The infants who frequently wheezed had higher chest radiograph scores for fibrosis/interstitial shadows and cystic elements. Previous studies^6,13 have also reported an association between the presence of fibrosis/interstitial shadows and cystic elements on chest radiographs and respiratory morbidity at follow up. At 28 days of age, infants with the highest chest radiograph scores were noted to be the only ones who had cystic elements and/or interstitial changes present on their chest radiographs.⁶ A high score was associated with oxygen dependency at 28 days and an abnormal airway resistance at 6 months of age.⁶ Infants with interstitial shadows on the chest radiograph have also been shown to be at increased risk of developing hyperinflation and airways obstruction even at 8–10 years of age.¹³ Histopathological staging of changes in the lungs of patients with respiratory distress syndrome who died after receiving mechanical ventilation showed that interstitial change progressing to fibrosis was the most common abnormality and correlated best with radiograph staging.¹⁴ As the presence of interstitial shadows/fibrosis has been shown to be important with regard to outcome,^6,13,14 we had weighted the scoring system accordingly by recording the presence of such abnormalities in four zones. We now show, by construction of ROC curves and comparison of the areas under those curves, that the presence of interstitial shadows/fibrosis on the chest radiograph at 36 weeks PMA performed best with regard to prediction of frequent wheeze. In addition, the chest radiograph score at 36 weeks PMA appeared to be a better predictor than readily available clinical data.
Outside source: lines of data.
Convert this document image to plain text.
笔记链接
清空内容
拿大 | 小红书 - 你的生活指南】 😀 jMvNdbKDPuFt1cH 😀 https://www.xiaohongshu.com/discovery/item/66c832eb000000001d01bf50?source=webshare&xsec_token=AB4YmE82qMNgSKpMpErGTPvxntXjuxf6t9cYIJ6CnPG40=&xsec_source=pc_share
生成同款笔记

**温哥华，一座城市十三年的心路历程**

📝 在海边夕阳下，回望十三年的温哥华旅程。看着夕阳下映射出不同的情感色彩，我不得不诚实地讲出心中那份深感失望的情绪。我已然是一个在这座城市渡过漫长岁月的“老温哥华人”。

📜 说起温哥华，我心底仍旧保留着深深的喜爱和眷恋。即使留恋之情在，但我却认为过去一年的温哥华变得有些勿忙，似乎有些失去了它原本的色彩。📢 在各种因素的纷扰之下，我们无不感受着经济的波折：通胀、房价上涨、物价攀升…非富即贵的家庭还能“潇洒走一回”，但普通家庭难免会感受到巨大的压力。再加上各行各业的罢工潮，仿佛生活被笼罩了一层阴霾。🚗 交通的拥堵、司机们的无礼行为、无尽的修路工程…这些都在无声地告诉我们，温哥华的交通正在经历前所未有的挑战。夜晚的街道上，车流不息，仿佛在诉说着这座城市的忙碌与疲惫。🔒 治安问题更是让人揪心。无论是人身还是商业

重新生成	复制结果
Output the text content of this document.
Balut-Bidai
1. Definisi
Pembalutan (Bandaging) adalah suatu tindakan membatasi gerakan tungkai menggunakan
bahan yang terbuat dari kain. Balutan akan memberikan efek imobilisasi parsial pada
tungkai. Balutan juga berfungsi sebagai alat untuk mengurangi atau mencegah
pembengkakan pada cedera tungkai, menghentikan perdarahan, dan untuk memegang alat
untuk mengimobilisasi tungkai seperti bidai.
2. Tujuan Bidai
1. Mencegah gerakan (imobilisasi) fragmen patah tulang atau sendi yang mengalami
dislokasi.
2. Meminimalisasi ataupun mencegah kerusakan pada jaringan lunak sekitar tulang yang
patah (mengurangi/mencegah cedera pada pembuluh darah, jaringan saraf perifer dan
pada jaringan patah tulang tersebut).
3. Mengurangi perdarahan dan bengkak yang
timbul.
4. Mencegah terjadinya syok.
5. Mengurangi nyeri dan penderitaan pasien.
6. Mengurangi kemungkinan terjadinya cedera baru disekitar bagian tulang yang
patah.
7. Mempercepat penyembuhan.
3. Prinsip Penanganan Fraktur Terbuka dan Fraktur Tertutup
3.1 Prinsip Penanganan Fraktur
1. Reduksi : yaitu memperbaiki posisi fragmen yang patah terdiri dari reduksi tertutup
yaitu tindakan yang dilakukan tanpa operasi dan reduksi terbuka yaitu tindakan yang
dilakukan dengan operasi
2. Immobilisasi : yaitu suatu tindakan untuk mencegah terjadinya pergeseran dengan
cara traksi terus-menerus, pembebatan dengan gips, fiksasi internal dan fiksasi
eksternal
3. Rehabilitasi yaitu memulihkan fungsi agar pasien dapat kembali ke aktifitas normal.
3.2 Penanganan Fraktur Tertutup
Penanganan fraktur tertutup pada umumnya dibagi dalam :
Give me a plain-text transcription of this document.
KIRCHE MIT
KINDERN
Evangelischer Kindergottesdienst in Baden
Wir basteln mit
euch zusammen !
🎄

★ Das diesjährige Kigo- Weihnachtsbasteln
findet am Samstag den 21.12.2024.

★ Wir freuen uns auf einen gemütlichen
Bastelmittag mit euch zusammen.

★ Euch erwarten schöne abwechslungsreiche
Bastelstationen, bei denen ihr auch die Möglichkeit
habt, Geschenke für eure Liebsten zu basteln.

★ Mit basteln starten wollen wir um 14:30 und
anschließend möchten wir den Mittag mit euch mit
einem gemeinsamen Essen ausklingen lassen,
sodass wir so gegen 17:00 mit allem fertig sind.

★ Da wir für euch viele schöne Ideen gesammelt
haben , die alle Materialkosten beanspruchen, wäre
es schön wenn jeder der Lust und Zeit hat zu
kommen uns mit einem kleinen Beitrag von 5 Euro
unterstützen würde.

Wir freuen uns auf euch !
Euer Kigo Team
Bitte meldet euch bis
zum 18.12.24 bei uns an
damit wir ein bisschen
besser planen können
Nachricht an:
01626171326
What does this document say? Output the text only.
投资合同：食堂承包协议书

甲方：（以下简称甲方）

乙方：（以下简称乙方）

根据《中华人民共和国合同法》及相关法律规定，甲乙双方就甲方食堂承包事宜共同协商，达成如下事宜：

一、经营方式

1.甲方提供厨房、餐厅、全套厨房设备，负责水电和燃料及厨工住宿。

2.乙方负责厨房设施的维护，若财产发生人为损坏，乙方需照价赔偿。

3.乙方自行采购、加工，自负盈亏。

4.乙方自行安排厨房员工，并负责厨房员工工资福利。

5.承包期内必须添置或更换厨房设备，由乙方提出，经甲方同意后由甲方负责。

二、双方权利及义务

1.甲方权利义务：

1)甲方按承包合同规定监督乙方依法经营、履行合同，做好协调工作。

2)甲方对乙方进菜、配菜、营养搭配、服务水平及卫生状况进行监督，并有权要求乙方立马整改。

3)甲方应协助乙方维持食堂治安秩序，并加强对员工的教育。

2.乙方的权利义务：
Routine chest radiographs were to be taken at 28 days and 36 weeks PMA as part of the UKOS protocol. Only a proportion of the clinicians, however, complied, as indicated by our finding that only 185 of the 592 survivors had had both chest radiographs and completed six months of follow up. More of the infants included in this study, compared with the survivors overall, had been oxygen dependent at 36 weeks PMA. These data suggest that the clinicians were more willing to take a routine chest radiograph in an infant who was still oxygen dependent. Therefore we felt it was important to undertake a subanalysis in the infants who were not oxygen dependent, as this analysis would inform clinicians whether a routine chest radiograph in such infants would yield useful information. The results suggest that chest radiograph appearance was a better predictor in non-oxygen dependent infants than in the study population overall, but numbers were too small for us to be able to draw firm conclusions.

The chest radiograph score was a sensitive, but less specific, predictor of frequent wheeze. We therefore conclude that an abnormal chest radiograph appearance at 36 weeks PMA in a very immature infant should alert the clinician to the likelihood of frequent wheeze at follow up. Once such an infant becomes symptomatic, early administration of prophylactic medication should be considered.